My take on the scene? I was dreading it the whole season, but I thought it was going to be a lot worse. I thought they were going to show it onscreen and make it even more trivial then it was. I'll see what the repercussions are next episode before I decide what I think.

Then again, no rape at all in TV would be fantastic. Hell, I would legit support legislation banning onscreen rape. Even implied rape. But the books and show are supposed to portray a shitty world, where shitty things happen for shitty reasons. Rape happens in our shitty world, and the fake one. What will be the consequences be for the characters in the episodes to come? Why not wait a few more episodes to find out?
Why stop there? Why not ban it from all forms of media?

Afterwards, you can go after depictions of murder and torture.
 
In GoT you don't see soldiers smearing shit on their swords or arrows so that if they land a blow it infected the wounded.

Not yet, at least.

This is like, the next evolution of simian-level warfare right here. We're all just monkeys that actually know what the poop we throw can do to other monkeys
 
Because it's supposed to be an adaptation? When you're going that far off of the rails, there needs to be a good reason for it. We don't know that reason is yet obviously, but it needs to be pretty damn good to satisfy people. And people aren't really willing to give the benefit of the doubt to subjects concerning sexual assault because 1. the show is already known to have added one rape scene that wasn't in the books, and 2. some media do use it as a "cheap" and easy way to raise the stakes or as a go to "this guy is like, really bad" characterization device, rather than as a vital plot and characterization point for the advancement of the story.
Obviously there's no way to tell yet, but painting outrage or criticism as something as reactionary as "people think bad things other than violence shouldn't be shown" is simplifying it.
He's already bad. Is rape worse than sexually mutilating, starving, and torturingf someone so severely they create a new personality?

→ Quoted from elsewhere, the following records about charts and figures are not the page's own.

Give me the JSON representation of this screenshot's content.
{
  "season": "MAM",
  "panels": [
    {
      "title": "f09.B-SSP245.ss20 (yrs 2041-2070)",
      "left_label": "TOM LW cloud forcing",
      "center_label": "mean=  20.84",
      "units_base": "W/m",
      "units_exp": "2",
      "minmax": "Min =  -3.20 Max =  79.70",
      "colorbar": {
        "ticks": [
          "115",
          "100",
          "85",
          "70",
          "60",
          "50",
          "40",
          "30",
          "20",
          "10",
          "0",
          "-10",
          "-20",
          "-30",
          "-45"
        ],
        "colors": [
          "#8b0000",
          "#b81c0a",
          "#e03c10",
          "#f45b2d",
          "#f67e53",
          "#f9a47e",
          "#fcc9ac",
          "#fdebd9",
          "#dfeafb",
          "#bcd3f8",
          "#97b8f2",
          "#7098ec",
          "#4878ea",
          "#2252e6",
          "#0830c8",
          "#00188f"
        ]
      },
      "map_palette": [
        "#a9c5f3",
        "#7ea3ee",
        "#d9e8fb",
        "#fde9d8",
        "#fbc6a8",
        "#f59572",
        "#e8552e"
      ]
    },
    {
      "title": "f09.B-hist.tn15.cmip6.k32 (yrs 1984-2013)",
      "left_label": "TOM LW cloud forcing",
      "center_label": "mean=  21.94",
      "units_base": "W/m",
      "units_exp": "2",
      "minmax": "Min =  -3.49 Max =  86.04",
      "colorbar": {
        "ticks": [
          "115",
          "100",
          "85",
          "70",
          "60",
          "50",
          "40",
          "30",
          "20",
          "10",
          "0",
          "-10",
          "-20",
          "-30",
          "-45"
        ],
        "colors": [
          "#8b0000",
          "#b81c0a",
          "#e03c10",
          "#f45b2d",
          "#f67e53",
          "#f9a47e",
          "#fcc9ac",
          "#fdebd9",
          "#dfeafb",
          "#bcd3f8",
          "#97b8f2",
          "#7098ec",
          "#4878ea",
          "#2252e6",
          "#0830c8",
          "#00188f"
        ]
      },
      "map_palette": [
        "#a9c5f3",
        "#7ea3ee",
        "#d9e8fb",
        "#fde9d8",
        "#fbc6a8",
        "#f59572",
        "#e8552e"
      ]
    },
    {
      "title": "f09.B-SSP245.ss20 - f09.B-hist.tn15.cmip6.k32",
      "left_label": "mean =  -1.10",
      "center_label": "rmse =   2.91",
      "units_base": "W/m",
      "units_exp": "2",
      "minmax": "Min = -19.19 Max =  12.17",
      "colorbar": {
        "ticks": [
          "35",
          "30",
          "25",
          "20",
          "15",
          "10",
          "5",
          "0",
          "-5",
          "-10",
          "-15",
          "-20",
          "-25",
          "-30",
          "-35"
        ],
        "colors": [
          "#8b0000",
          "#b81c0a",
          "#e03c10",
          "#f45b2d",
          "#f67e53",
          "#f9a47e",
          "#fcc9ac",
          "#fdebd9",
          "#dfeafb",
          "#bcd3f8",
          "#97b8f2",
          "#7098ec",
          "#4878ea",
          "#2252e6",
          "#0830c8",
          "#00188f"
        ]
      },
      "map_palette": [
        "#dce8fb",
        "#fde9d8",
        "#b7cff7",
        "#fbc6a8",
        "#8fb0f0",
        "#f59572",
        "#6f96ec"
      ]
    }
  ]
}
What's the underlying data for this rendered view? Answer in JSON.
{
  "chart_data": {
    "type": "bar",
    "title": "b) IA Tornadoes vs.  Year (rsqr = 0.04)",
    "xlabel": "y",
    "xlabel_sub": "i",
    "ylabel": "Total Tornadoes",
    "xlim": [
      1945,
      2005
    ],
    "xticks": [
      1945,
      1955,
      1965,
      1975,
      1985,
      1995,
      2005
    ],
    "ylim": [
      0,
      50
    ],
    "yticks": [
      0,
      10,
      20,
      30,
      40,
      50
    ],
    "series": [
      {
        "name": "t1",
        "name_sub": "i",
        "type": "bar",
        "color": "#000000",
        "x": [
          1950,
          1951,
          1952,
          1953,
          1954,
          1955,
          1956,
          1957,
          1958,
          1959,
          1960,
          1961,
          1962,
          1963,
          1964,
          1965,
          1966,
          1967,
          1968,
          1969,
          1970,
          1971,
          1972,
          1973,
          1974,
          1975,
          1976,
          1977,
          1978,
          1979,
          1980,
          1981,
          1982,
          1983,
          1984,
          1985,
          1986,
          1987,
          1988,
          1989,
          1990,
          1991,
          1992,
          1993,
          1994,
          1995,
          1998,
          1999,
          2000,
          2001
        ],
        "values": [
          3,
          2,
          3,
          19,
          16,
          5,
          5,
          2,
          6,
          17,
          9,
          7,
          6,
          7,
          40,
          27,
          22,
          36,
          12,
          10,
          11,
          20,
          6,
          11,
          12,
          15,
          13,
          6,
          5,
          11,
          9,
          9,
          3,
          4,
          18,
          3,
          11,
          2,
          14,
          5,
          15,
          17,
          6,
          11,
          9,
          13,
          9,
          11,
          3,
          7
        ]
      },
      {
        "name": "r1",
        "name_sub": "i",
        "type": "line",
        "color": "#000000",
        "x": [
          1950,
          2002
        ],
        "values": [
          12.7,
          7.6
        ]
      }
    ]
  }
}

I don't get the outrage. That scene was absolutely logical if you have watched the show. She married him, the guy is totally sick, of course he's going to have sex with her and there is no way she would be willing. So it's rape.

I still think she can be a strong character it's just that right there she had no choice. I have a feeling next episode will have a reaction that allows her character to grow/change. Even if I'm wrong what happened lines up perfectly with the reality of marrying that guy.